With all that being said, there is one piece of advice I would share when it comes to exposure. The Leica M11 Monochrom has incredible amounts of dynamic range if you endeavor to protect your brightest highlights. If you intend to edit your RAW photos, some underexposure will be called for in most situations. The M11 monochrom has plenty of room to heavily boost shadows so don’t be concerned with slightly darker images, but highlights will clip sooner than you might expect. Follow this rule and you will truly appreciate how malleable your M11 Monochrom files are.
So is the Leica M11 Monochrom Worth It?
The Leica M11 Monochrom is a big ask. It certainly delivers the goods when it comes to outstanding black-and-white imagery, and these improvements should be taken seriously. However, at roughly $9,200 it’s a lot to pay for a niche product from a company that specializes in making niche products.
Beyond the question of affordability, you have to ask yourself some other important questions. Are you absolutely captivated by a love for black-and-white images? Anything less than full-on obsession, and you should probably look elsewhere. Is there appeal in shooting a rangefinder-style camera? I discounted rangefinders for many years as being clunky and limited.
It took many years to find an appreciation for using them, but now I get it. Shooting a rangefinder is as much about the experience of using them as it is about the images. If this sounds appealing to you, then keep reading.

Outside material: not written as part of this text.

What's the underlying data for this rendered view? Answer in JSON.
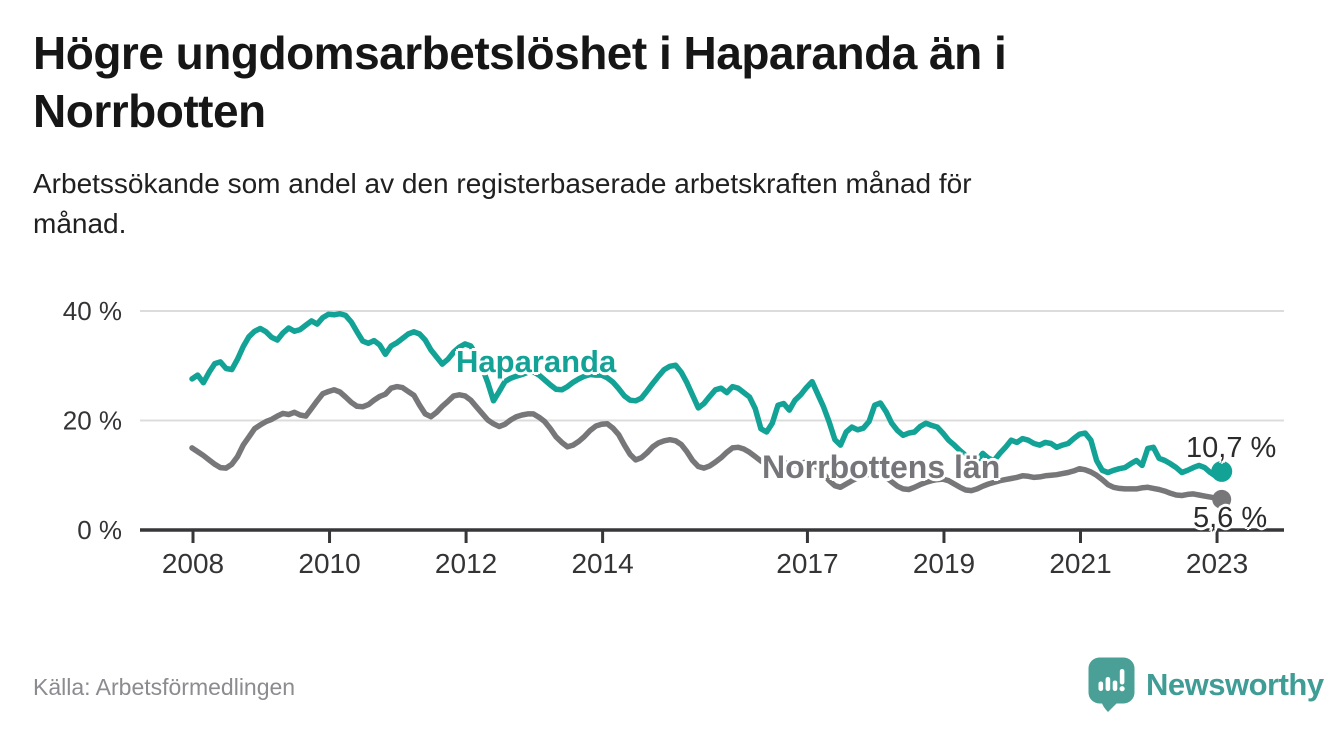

Finally, there is a profound joy in taking a beautiful image with a simple camera. I can only explain the experience as having as little as possible between you the photographer, and the image itself. The M11 Monochrom is also simply fun to shoot, and rewarding to use. If this kind of experience sounds — almost — priceless to you, the Monochrom might be your new best friend.
Are There Alternatives?
The newly announced Pentax K-3 III Monochrome should provide similar image quality benefits, albeit in an APS-C sensor format. Shooting SLR cameras is a rewarding experience in its own right, and beautiful images and rugged handling will be guaranteed. This camera should prove to be fun to use and could scratch the black-and-white only itch for far less money.
The Fujifilm X100V with its optical viewfinder, can provide a similar experience as a compact and sexy companion camera. With a single fixed lens, it forces the photographer to think outside the box to get the right shots, in much the same way that a Leica does. Although not specifically a black-and-white camera, Fujifilm does provide some gorgeous monochromatic profiles, and can mimic a similar fun factor. The problem is, the camera has become so popular recently thanks to TikTok trends that it might be hard to find one.
The original Leica M11 will give you the same shooting experience without having to accept the loss of color photos. The versatility of shooting color images compared to the Monochrom will make it the more popular choice, and many photographers will prefer the enhanced black-and-white editing tools in post-processing software.
Should You Buy It?
Maybe. If the budget allows, and the black-and-white obsession is present, you’d be hard-pressed to find a more fun and rewarding experience.